When you think about your life, your brain is likely to deceive you and distort your opinions. Cognitive distortions—your brain “rotating” the events you see and less objective explanations of what you experience—occur all the time. We all have cognitive distortions, which are just tendencies or patterns of thinking or beliefs. They are especially common in people with depression and other emotional disorders.
Psychologist Aaron T. Beck first proposed the theory of cognitive distortions in the 1960s. Since then, many therapists have helped clients lead more active lives by tracking and correcting cognitive distortions. (This is one of the principles of a very successful and fast and effective treatment model called cognitive therapy.)
When you know what to pay attention to, it is easy to spot cognitive distortions in others. Finding yourself may be more challenging, but it is possible. Doing so will usually bring lasting positive changes to the way you experience stressors in your life.
One interesting thing to note is that some cognitive distortions can actually work to your advantage. The key is to know when and how to do this.
Here are the 10 most common (and officially recognized) cognitive distortions and examples of how they relate to stress. When you recognize one or two familiar “friends”, you may find yourself smiling. If you look for them and correct them gently in the following days, you will be able to reduce your response to life stress well.
All or nothing thoughts
This type of distortion is the culprit for people’s extreme thinking. There are no gray areas or middle areas. All-or-nothing thinkers often use words like “always” and “never” when describing things. “I am always stuck in traffic!” “My boss never listens to me!” This way of thinking will magnify the stressors in your life and make them look bigger than they actually are.
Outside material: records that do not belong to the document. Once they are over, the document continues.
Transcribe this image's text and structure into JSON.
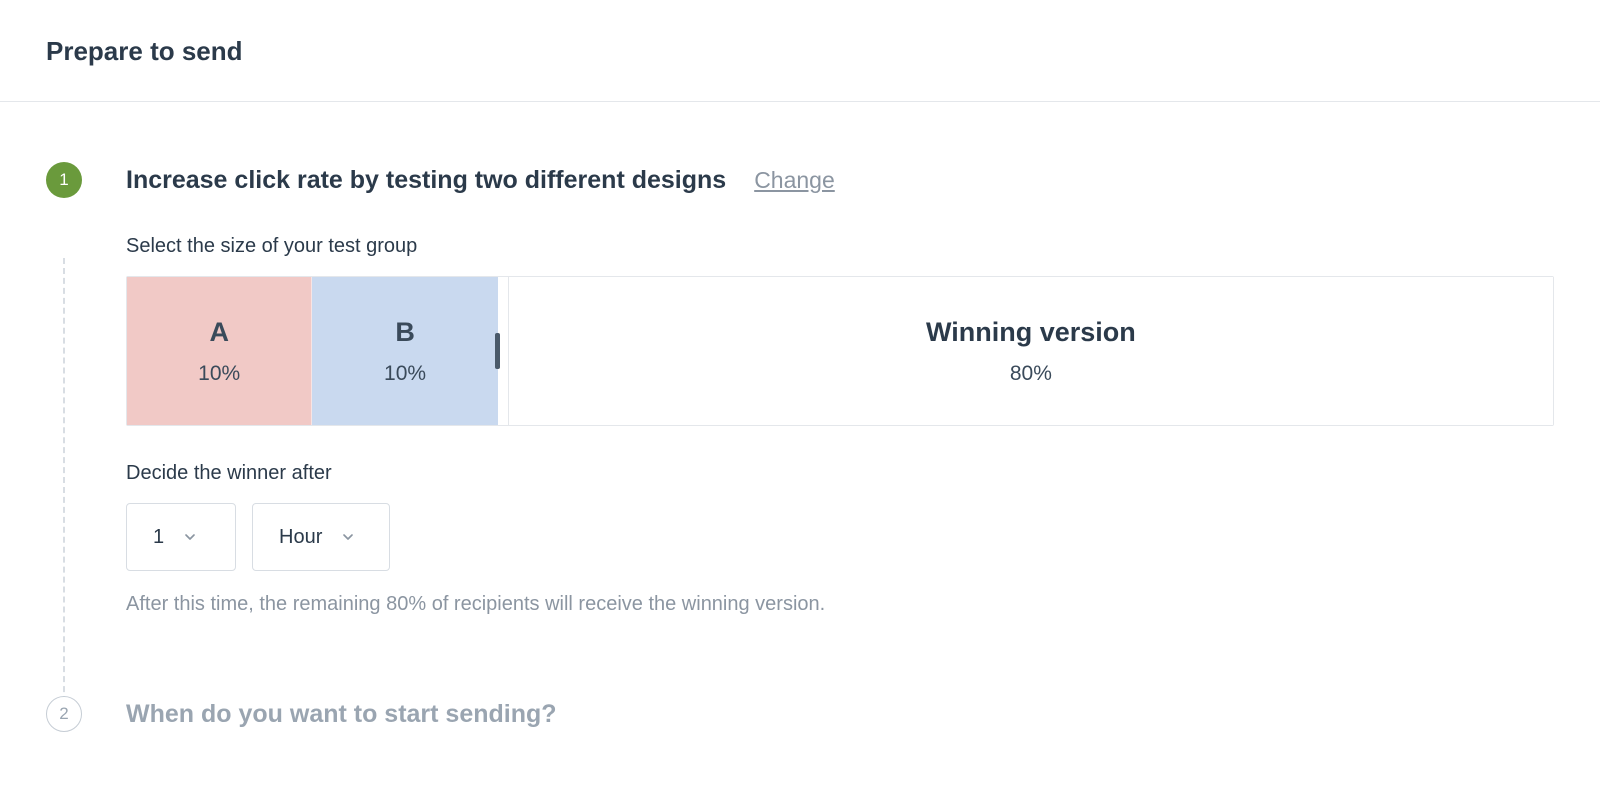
{
  "header": {
    "title": "Prepare to send"
  },
  "steps": {
    "step1": {
      "number": "1",
      "title": "Increase click rate by testing two different designs",
      "change_link": "Change",
      "test_group": {
        "label": "Select the size of your test group",
        "segment_a": {
          "letter": "A",
          "percent": "10%"
        },
        "segment_b": {
          "letter": "B",
          "percent": "10%"
        },
        "segment_winner": {
          "title": "Winning version",
          "percent": "80%"
        }
      },
      "winner_timing": {
        "label": "Decide the winner after",
        "count_value": "1",
        "unit_value": "Hour",
        "helper": "After this time, the remaining 80% of recipients will receive the winning version."
      }
    },
    "step2": {
      "number": "2",
      "title": "When do you want to start sending?"
    }
  }
}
Those who tend to overgeneralize tend to take isolated events and assume that all future events will be the same. For example, the overgeneralization of a rude salesperson may begin to believe that all salespersons are rude, and shopping will always be a stressful experience.
Those who tend to be psychologically filtered may cover up positive events while holding a magnifying glass on negative events. Ten things can be done right, but people operating under the influence of psychological filters may only notice that one thing is wrong. (Add a little overgeneralization and all-or-nothing thoughts to the equation, and you have the secret to stress.)
Disqualification of positive
Similar to psychological filtering, those who remove positive factors tend to view positive events as fluke, and thus adhere to a more negative worldview and low expectations for the future. Have you ever tried to help a friend solve a problem, and every solution you put forward was overwhelmed by a “yes, but…” response? You have witnessed this cognitive distortion with your own eyes.
Skip to conclusion
People always do this. Instead of letting the evidence lead them to a logical conclusion, they focused on the conclusion (usually the negative), and then looked for evidence to support it, ignoring the evidence to the contrary. If the child thinks that everyone in the new class will hate him, and “knows” that they are just behaving well to him to avoid being punished, then he will jump to conclusions hastily. Conclusion Jumpers often fall prey to mind reading (they believe that they know the true intentions of others without talking to them) and fortune telling (to predict future developments and believe that these predictions are true). Can you think of some examples of adults you know doing this? I bet you can.
Zoom in and minimize
Similar to psychological filtering and disqualification of positive qualifications, this cognitive distortion includes placing more emphasis on negative events and downplaying positive events. Customer service representatives who only notice customer complaints without noticing positive interactions are the victims of amplification and minimization. Another form of this distortion is called catastrophization, where people imagine and anticipate the worst. It can cause a lot of stress.
This is a close relative who is eager to draw conclusions because it involves ignoring certain facts when drawing a conclusion. Emotional reasoners will treat their emotions about a situation as evidence, rather than looking at facts objectively. “I feel completely overwhelmed, so my question must be beyond my ability,” or, “I am angry with you; therefore, you must be wrong here,” are all examples of wrong emotional reasoning .
Understandably, acting on these beliefs as facts may lead to more problems to be solved.
Those who rely on “should state” often have strict rules set by themselves or others, and these rules always need to be followed-at least in their minds. They cannot see flexibility in different situations, and in order to live up to these self-imposed expectations, they put themselves under considerable pressure. If your internal conversation involves a lot of “shoulds”, you may be affected by this cognitive distortion.
Labeling and mislabeling
People who label or mislabel themselves and others will habitually label themselves and others with inaccurate or negative labels. “He’s a complainer.” “She’s a liar.” “I’m just a useless worry.” These labels tend to define people and promote a one-dimensional view of them, paving the way for overgeneralization. Mark people as roles that are not always applicable and prevent us from seeing people (including ourselves) in a real way. This is also a taboo in relationship conflicts.
Those who personalize stressors tend to blame themselves or others for things they cannot control, thereby creating stress where they are not needed. Those who tend to be individual tend to blame themselves for the actions of others, or blame others for their own feelings.
If any of them feel a bit too familiar, that’s a good thing: recognizing cognitive distortion is the first step in overcoming it.